Julie Pace Associated Press

WASHINGTON – For three years, President Barack Obama has resisted the pull of potential U.S. military action in Syria.

He has held firm even as the civil war’s death toll climbed toward 200,000, the Syrian government used chemical weapons against civilians and Islamic State militants strengthened amid the chaos.

Now Obama must decide whether the extremist group’s murder of American journalist James Foley, as well as the broader threat the group could pose to U.S. interests, should change his cautious calculus.

Pressure is coming from his own military leaders to go after the Islamic State inside Syria. But he must weigh that against his aversion to the risks that could come with plunging the United States into a country torn apart by an intractable internal conflict.

White House officials have suggested that airstrikes in Syria are an option, though the officials say specific military proposals have not yet been presented to the president.

“We’re actively considering what’s going to be necessary to deal with that threat, and we’re not going to be restricted by borders,” said Ben Rhodes, Obama’s deputy national security adviser. Even before Foley’s murder, Obama found himself on far different footing in the Middle East than he probably expected in the sixth year of his presidency.

Obama has said he will not send U.S. combat troops to another ground war in the Mideast. But expanding the airstrikes in Iraq and broadening them to include Syria could mean a lengthy American military commitment in the region.

“What we should have learned over the past dozen years in that part of the world is that the use of military power is very unpredictable,” said Stephen Walt, a professor of international affairs at Harvard’s John F. Kennedy School of Government.

That may be particularly true in Syria, where President Bashar Assad’s government is warring with opposition forces. Unlike in Iraq, the battle lines are more clearly drawn. Syria has a host of military players in close proximity to each other.

The Islamic State is among the groups fighting Assad, meaning a U.S. campaign to weaken the extremists could actually strengthen a leader the White House has sought to push from office.

Obama could try to counteract that uncomfortable dynamic by also taking strikes against Assad, though that could put the U.S. on the hook for the kind of long-term commitment to rebuilding Syria that he has tried to avoid.

The risks are no less troubling if Obama allows the Islamic State to continue having unfettered access to a safe haven in Syria. Politically, it could bolster the argument from his critics that he is overseeing an American retreat on the world stage. It also could give the militants space to strengthen and become a threat not just to U.S. interests in the region, but also to the U.S. at home.

To White House critics, the unappetizing options are the result of Obama’s own foreign policy missteps.

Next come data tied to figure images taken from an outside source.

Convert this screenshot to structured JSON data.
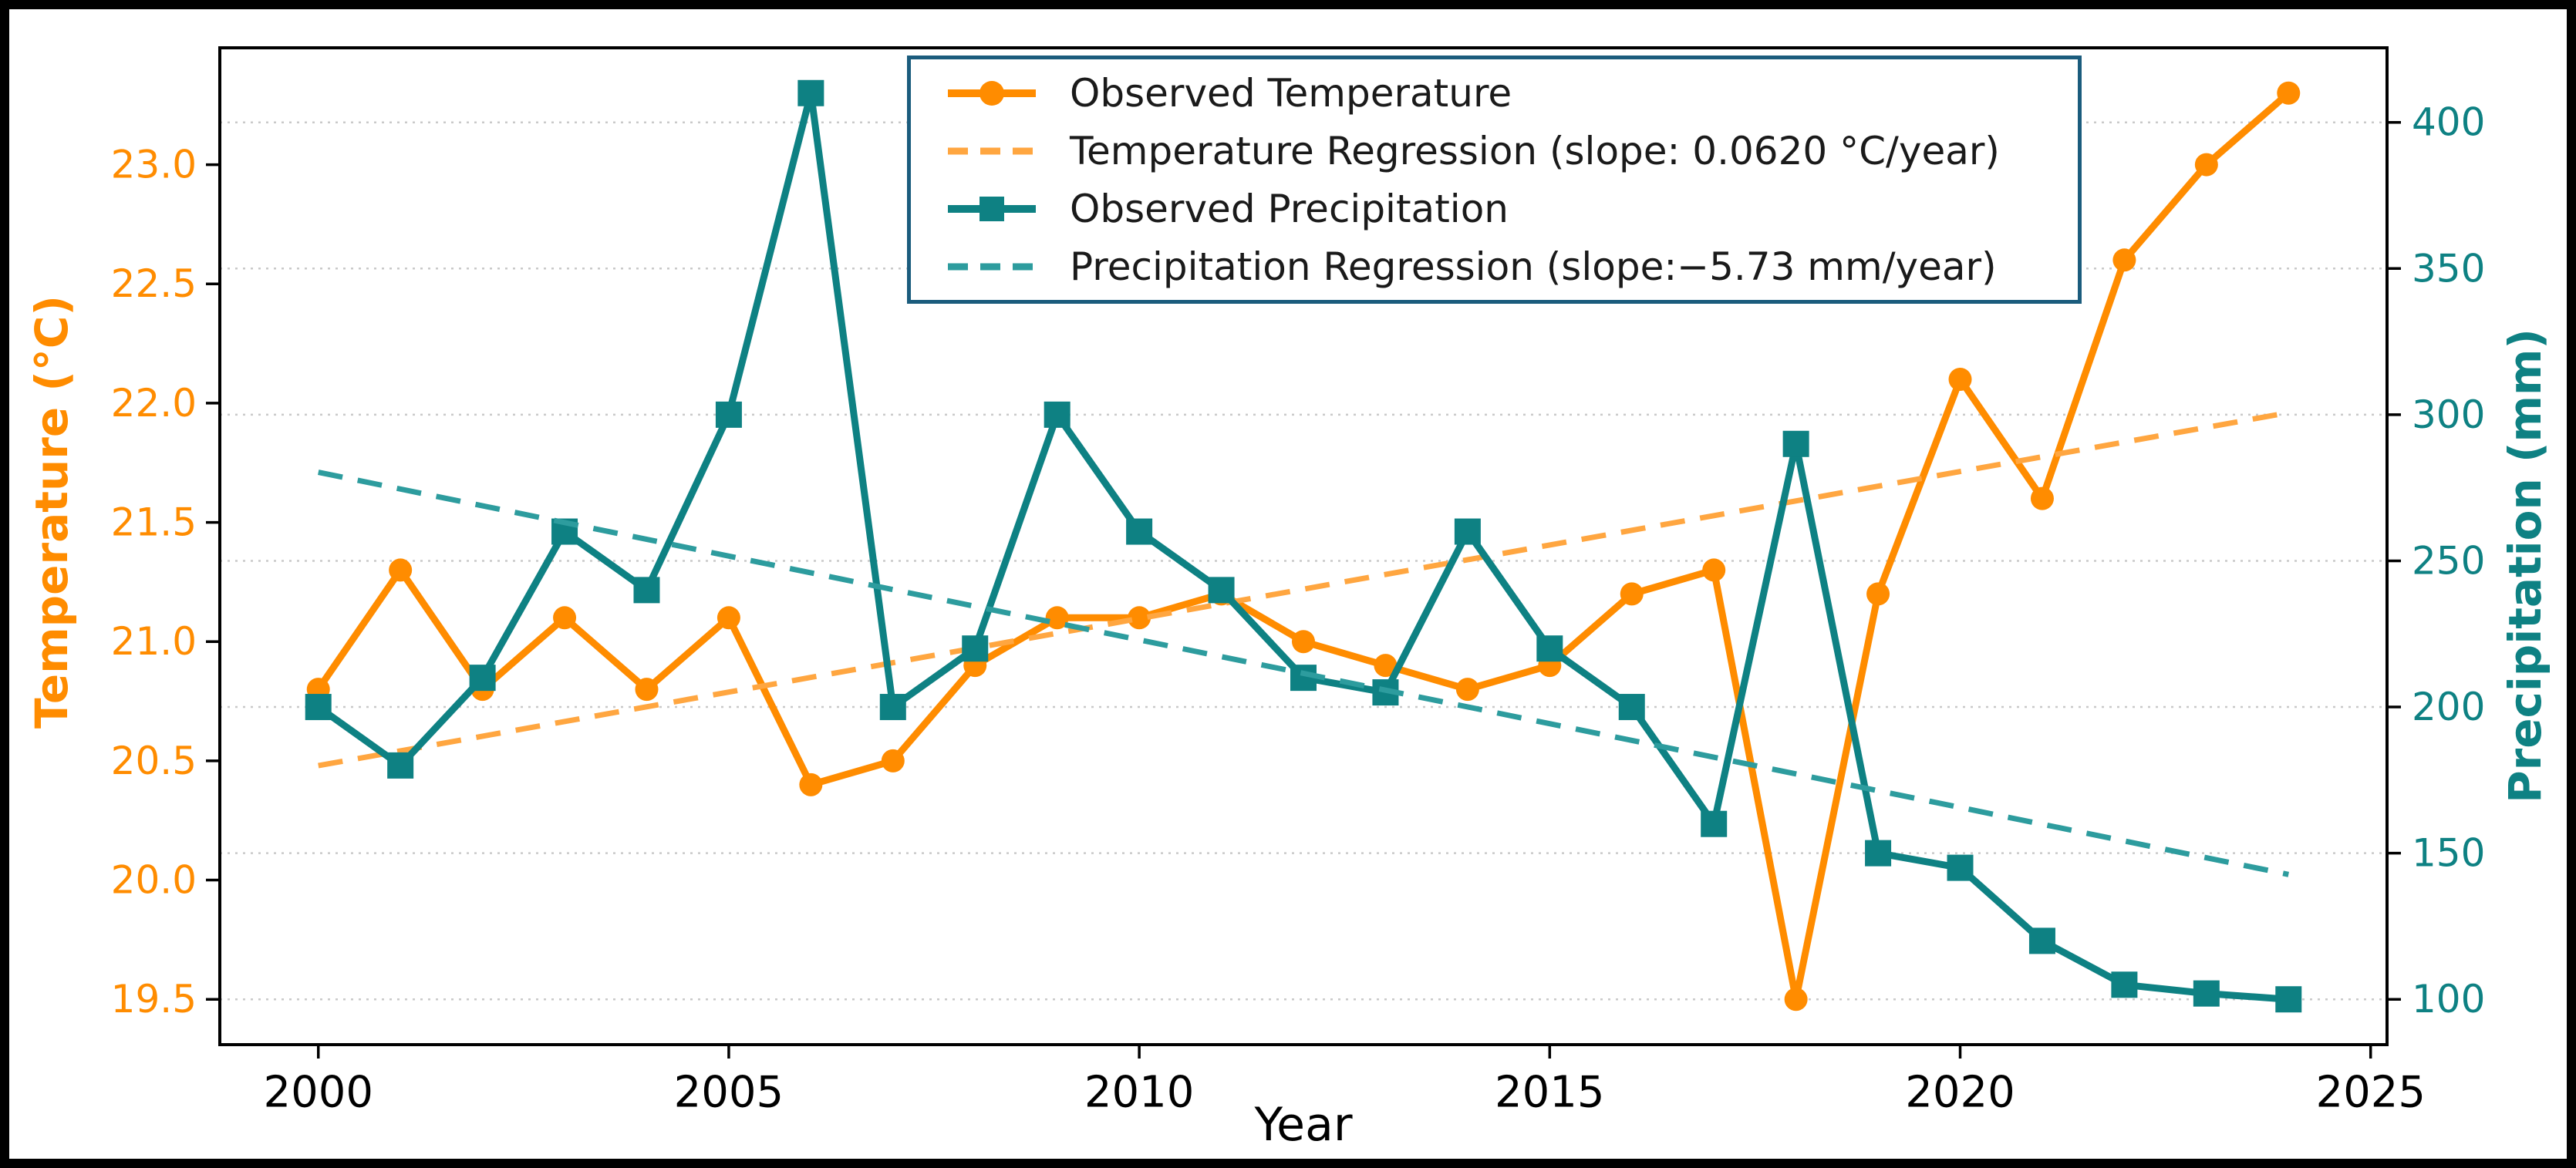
{
  "figure": {
    "background": "#ffffff",
    "border_color": "#000000"
  },
  "chart_data": {
    "type": "line",
    "title": "",
    "xlabel": "Year",
    "years": [
      2000,
      2001,
      2002,
      2003,
      2004,
      2005,
      2006,
      2007,
      2008,
      2009,
      2010,
      2011,
      2012,
      2013,
      2014,
      2015,
      2016,
      2017,
      2018,
      2019,
      2020,
      2021,
      2022,
      2023,
      2024
    ],
    "x_ticks": [
      2000,
      2005,
      2010,
      2015,
      2020,
      2025
    ],
    "xlim": [
      1998.8,
      2025.2
    ],
    "left_axis": {
      "label": "Temperature (°C)",
      "color": "#ff8c00",
      "ticks": [
        19.5,
        20.0,
        20.5,
        21.0,
        21.5,
        22.0,
        22.5,
        23.0
      ],
      "lim": [
        19.31,
        23.49
      ],
      "decimals": 1
    },
    "right_axis": {
      "label": "Precipitation (mm)",
      "color": "#0e8183",
      "ticks": [
        100,
        150,
        200,
        250,
        300,
        350,
        400
      ],
      "lim": [
        84.5,
        425.5
      ],
      "decimals": 0
    },
    "grid": {
      "axis": "right",
      "style": "dotted",
      "color": "#c9c9c9"
    },
    "legend_position": "upper center",
    "legend_border_color": "#1b5c7d",
    "series": [
      {
        "name": "Observed Temperature",
        "axis": "left",
        "style": "solid",
        "marker": "circle",
        "color": "#ff8c00",
        "values": [
          20.8,
          21.3,
          20.8,
          21.1,
          20.8,
          21.1,
          20.4,
          20.5,
          20.9,
          21.1,
          21.1,
          21.2,
          21.0,
          20.9,
          20.8,
          20.9,
          21.2,
          21.3,
          19.5,
          21.2,
          22.1,
          21.6,
          22.6,
          23.0,
          23.3
        ]
      },
      {
        "name": "Temperature Regression (slope: 0.0620 °C/year)",
        "axis": "left",
        "style": "dashed",
        "marker": "none",
        "color": "#ffa640",
        "slope_per_year": 0.062,
        "line": {
          "x": [
            2000,
            2024
          ],
          "y": [
            20.48,
            21.96
          ]
        }
      },
      {
        "name": "Observed Precipitation",
        "axis": "right",
        "style": "solid",
        "marker": "square",
        "color": "#0e8183",
        "values": [
          200,
          180,
          210,
          260,
          240,
          300,
          410,
          200,
          220,
          300,
          260,
          240,
          210,
          205,
          260,
          220,
          200,
          160,
          290,
          150,
          145,
          120,
          105,
          102,
          100
        ]
      },
      {
        "name": "Precipitation Regression (slope:−5.73 mm/year)",
        "axis": "right",
        "style": "dashed",
        "marker": "none",
        "color": "#2d9c9e",
        "slope_per_year": -5.73,
        "line": {
          "x": [
            2000,
            2024
          ],
          "y": [
            280.3,
            142.7
          ]
        }
      }
    ]
  }
}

They argue that he gave extremists an opening in Iraq by not doing more to reach an agreement with the Iraqi government to leave U.S. forces in the country after 2011. They say his decision to not provide heavy weaponry to more moderate rebel groups in Syria also helped facilitate the Islamic State’s rise.

Obama’s advisers say the responsibility for stemming the rise of the Islamic State does not rest solely with the United States. The White House has been imploring Sunni states in the region – Saudi Arabia, Jordan and the United Arab Emirates in particular – to wield their influence with tribal leaders in Iraq and get them to push the Islamic State out.